His message of black liberation and self-reliance made him an enemy of the colonial system. They tried many things to stop his influence, eventually charging him with mail fraud. They imprisoned him for five years and deported him to Jamaica.
He tried to establish trade with the Americas and Africa through his ship line, The Black Star Line, but sabotage by agents of the system ensured this never materialized. In addition, his imprisonment and deportation negatively affected the movement. As a result, he never regained popularity despite moving to England to revive the organization.
Marcus Garvey died in 1940 in England, but his body did not return to Jamaica until 1964. He became the first national hero and is buried at The National Hero’s Park In Kingston. Click here to read Marcus Garvey’s biography.

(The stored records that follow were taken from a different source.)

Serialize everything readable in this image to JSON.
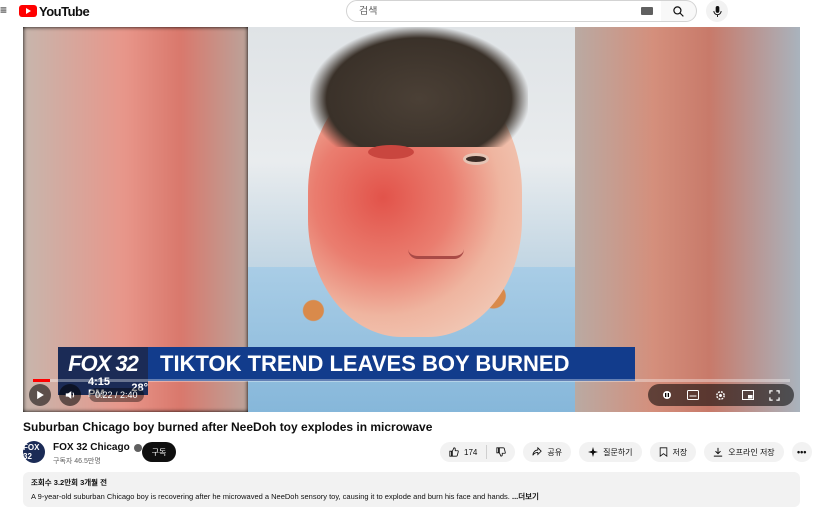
{
  "app": {
    "logo_text": "YouTube",
    "brand_color": "#ff0000"
  },
  "search": {
    "placeholder": "검색",
    "icons": [
      "keyboard-icon",
      "search-icon",
      "mic-icon"
    ]
  },
  "player": {
    "banner_logo": "FOX 32",
    "banner_headline": "TIKTOK TREND LEAVES BOY BURNED",
    "banner_time": "4:15 PM",
    "banner_temp": "28°",
    "time_display": "0:22 / 2:40",
    "progress": 0.023,
    "right_icons": [
      "pause-icon",
      "subtitles-icon",
      "settings-icon",
      "miniplayer-icon",
      "fullscreen-icon"
    ]
  },
  "video": {
    "title": "Suburban Chicago boy burned after NeeDoh toy explodes in microwave"
  },
  "channel": {
    "avatar_text": "FOX 32",
    "name": "FOX 32 Chicago",
    "subscribers": "구독자 46.5만명",
    "subscribe_label": "구독"
  },
  "actions": {
    "like_count": "174",
    "share_label": "공유",
    "ask_label": "질문하기",
    "save_label": "저장",
    "offline_save_label": "오프라인 저장",
    "more_label": "•••"
  },
  "description": {
    "meta": "조회수 3.2만회  3개월 전",
    "text": "A 9-year-old suburban Chicago boy is recovering after he microwaved a NeeDoh sensory toy, causing it to explode and burn his face and hands. ",
    "more_label": "...더보기"
  }
}
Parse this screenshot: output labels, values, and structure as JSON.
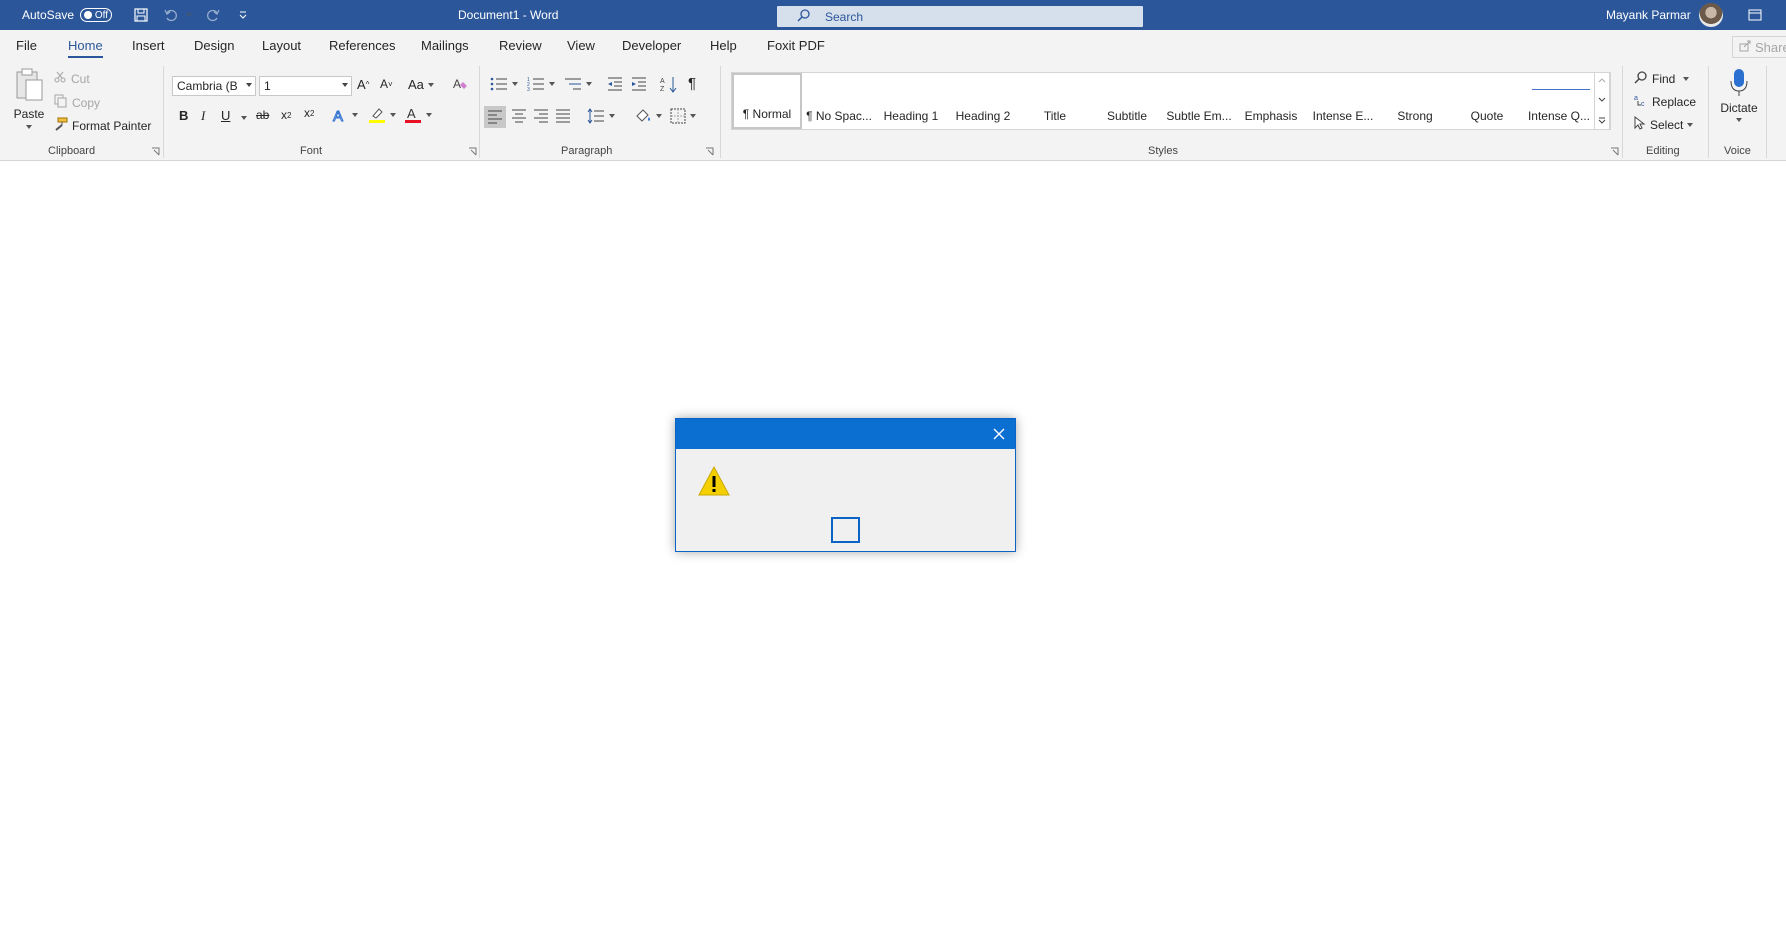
{
  "titlebar": {
    "autosave_label": "AutoSave",
    "autosave_state": "Off",
    "document_title": "Document1  -  Word",
    "search_placeholder": "Search",
    "user_name": "Mayank Parmar"
  },
  "tabs": [
    "File",
    "Home",
    "Insert",
    "Design",
    "Layout",
    "References",
    "Mailings",
    "Review",
    "View",
    "Developer",
    "Help",
    "Foxit PDF"
  ],
  "active_tab": "Home",
  "share_label": "Share",
  "clipboard": {
    "paste": "Paste",
    "cut": "Cut",
    "copy": "Copy",
    "format_painter": "Format Painter",
    "group_label": "Clipboard"
  },
  "font": {
    "font_name": "Cambria (B",
    "font_size": "1",
    "change_case": "Aa",
    "bold": "B",
    "italic": "I",
    "underline": "U",
    "strikethrough": "ab",
    "subscript": "x",
    "superscript": "x",
    "group_label": "Font"
  },
  "paragraph": {
    "show_marks": "¶",
    "group_label": "Paragraph"
  },
  "styles": {
    "items": [
      "¶ Normal",
      "¶ No Spac...",
      "Heading 1",
      "Heading 2",
      "Title",
      "Subtitle",
      "Subtle Em...",
      "Emphasis",
      "Intense E...",
      "Strong",
      "Quote",
      "Intense Q..."
    ],
    "group_label": "Styles"
  },
  "editing": {
    "find": "Find",
    "replace": "Replace",
    "select": "Select",
    "group_label": "Editing"
  },
  "voice": {
    "dictate": "Dictate",
    "group_label": "Voice"
  },
  "colors": {
    "titlebar": "#2b579a",
    "dialog_accent": "#0a6fd0",
    "warning": "#f5d000",
    "font_color": "#e81123",
    "highlight": "#ffff00"
  }
}
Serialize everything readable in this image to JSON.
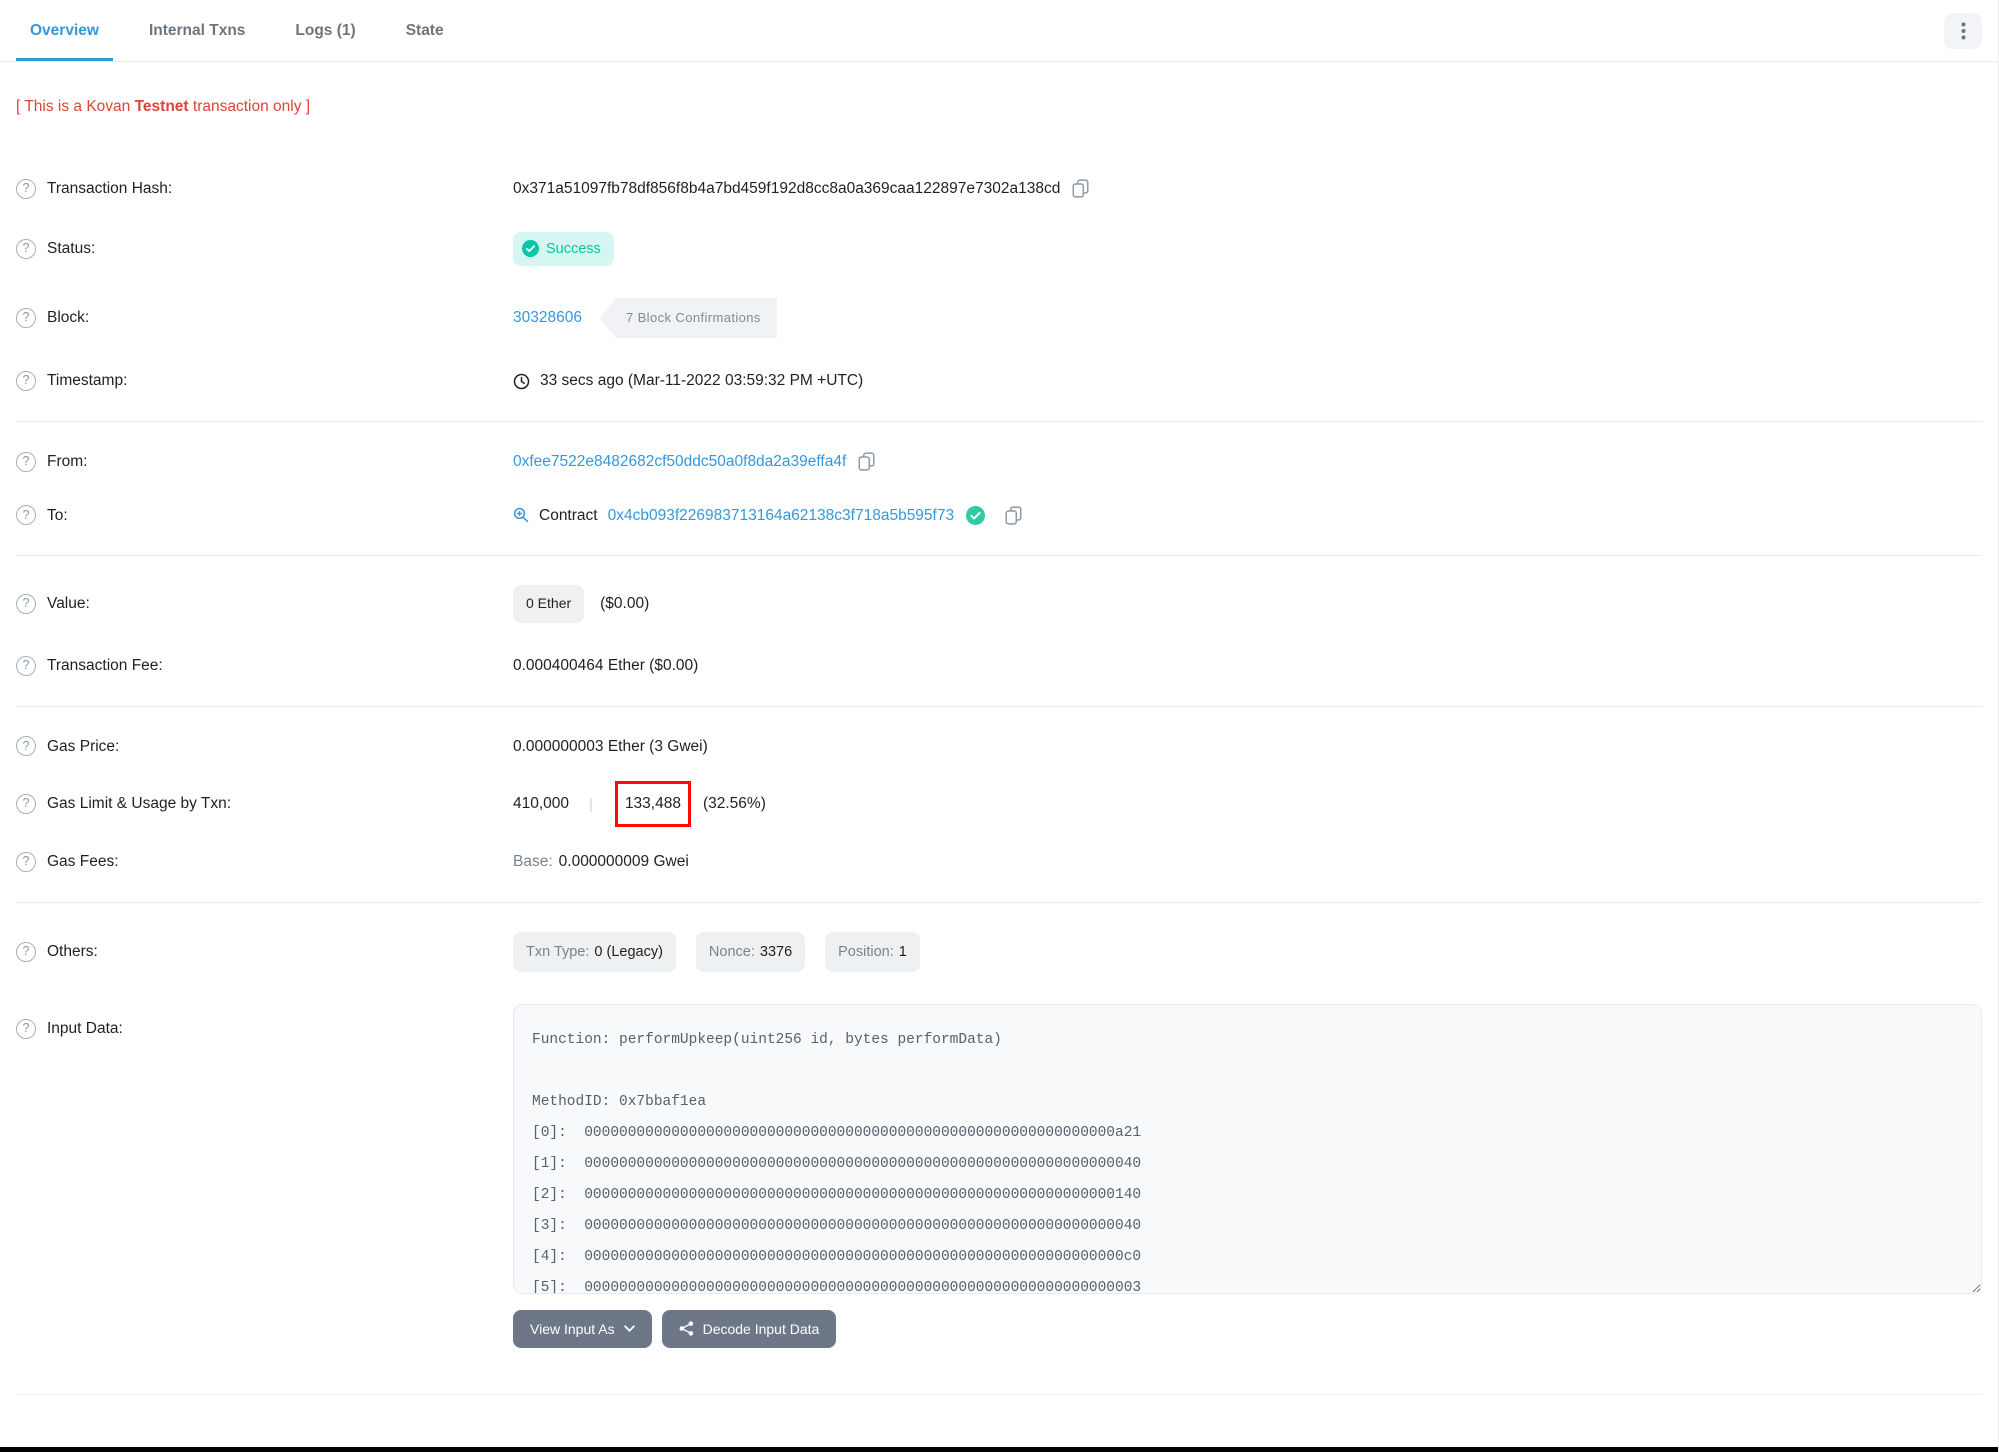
{
  "tabs": [
    {
      "label": "Overview",
      "active": true
    },
    {
      "label": "Internal Txns",
      "active": false
    },
    {
      "label": "Logs (1)",
      "active": false
    },
    {
      "label": "State",
      "active": false
    }
  ],
  "notice": {
    "prefix": "[ This is a Kovan ",
    "bold": "Testnet",
    "suffix": " transaction only ]"
  },
  "rows": {
    "transaction_hash": {
      "label": "Transaction Hash:",
      "value": "0x371a51097fb78df856f8b4a7bd459f192d8cc8a0a369caa122897e7302a138cd"
    },
    "status": {
      "label": "Status:",
      "value": "Success"
    },
    "block": {
      "label": "Block:",
      "number": "30328606",
      "confirmations": "7 Block Confirmations"
    },
    "timestamp": {
      "label": "Timestamp:",
      "value": "33 secs ago (Mar-11-2022 03:59:32 PM +UTC)"
    },
    "from": {
      "label": "From:",
      "address": "0xfee7522e8482682cf50ddc50a0f8da2a39effa4f"
    },
    "to": {
      "label": "To:",
      "type_label": "Contract",
      "address": "0x4cb093f226983713164a62138c3f718a5b595f73"
    },
    "value": {
      "label": "Value:",
      "badge": "0 Ether",
      "usd": "($0.00)"
    },
    "transaction_fee": {
      "label": "Transaction Fee:",
      "value": "0.000400464 Ether ($0.00)"
    },
    "gas_price": {
      "label": "Gas Price:",
      "value": "0.000000003 Ether (3 Gwei)"
    },
    "gas_limit": {
      "label": "Gas Limit & Usage by Txn:",
      "limit": "410,000",
      "separator": "|",
      "used": "133,488",
      "percent": "(32.56%)"
    },
    "gas_fees": {
      "label": "Gas Fees:",
      "base_label": "Base:",
      "base_value": "0.000000009 Gwei"
    },
    "others": {
      "label": "Others:",
      "badges": [
        {
          "k": "Txn Type:",
          "v": "0 (Legacy)"
        },
        {
          "k": "Nonce:",
          "v": "3376"
        },
        {
          "k": "Position:",
          "v": "1"
        }
      ]
    },
    "input_data": {
      "label": "Input Data:",
      "content": "Function: performUpkeep(uint256 id, bytes performData)\n\nMethodID: 0x7bbaf1ea\n[0]:  0000000000000000000000000000000000000000000000000000000000000a21\n[1]:  0000000000000000000000000000000000000000000000000000000000000040\n[2]:  0000000000000000000000000000000000000000000000000000000000000140\n[3]:  0000000000000000000000000000000000000000000000000000000000000040\n[4]:  00000000000000000000000000000000000000000000000000000000000000c0\n[5]:  0000000000000000000000000000000000000000000000000000000000000003"
    }
  },
  "buttons": {
    "view_input_as": "View Input As",
    "decode_input_data": "Decode Input Data"
  },
  "icons": {
    "help_icon": "?",
    "kebab_icon": "vertical three dots",
    "copy_icon": "two overlapping documents",
    "clock_icon": "clock outline",
    "zoom_in_icon": "magnifier with plus",
    "check_circle_icon": "teal circle with white check",
    "chevron_down_icon": "caret down",
    "decode_icon": "connected nodes"
  },
  "colors": {
    "accent_blue": "#3498db",
    "success_teal": "#00c9a7",
    "danger_red": "#de4437",
    "text_dark": "#1e2022",
    "text_muted": "#77838f",
    "border": "#e7eaf3",
    "annotation_red": "#fd0800",
    "button_gray": "#6e7787"
  }
}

Jamaica’s first Olympic gold medalist, Arthur Wint
Usain Bolt’s performance at the Olympics captivated the world. Now whenever anyone mentions Jamaica’s Olympic team, Usain Bolt is at the front of their mind. Wins at three consecutive games are extraordinary, but he is not the first Jamaican to win at these games.
Arthur Wint might mean nothing to the Bolt fanatic, but he set the trend. He won Jamaica’s first Olympic gold medal in the 400m, fourteen years before Jamaica’s independence. In 1948 he beat his team and favorite Herb McKenley for the gold medal. Arthur Wint was also second in the 800m and missed the third medal when he pulled his leg in the 4x400m race.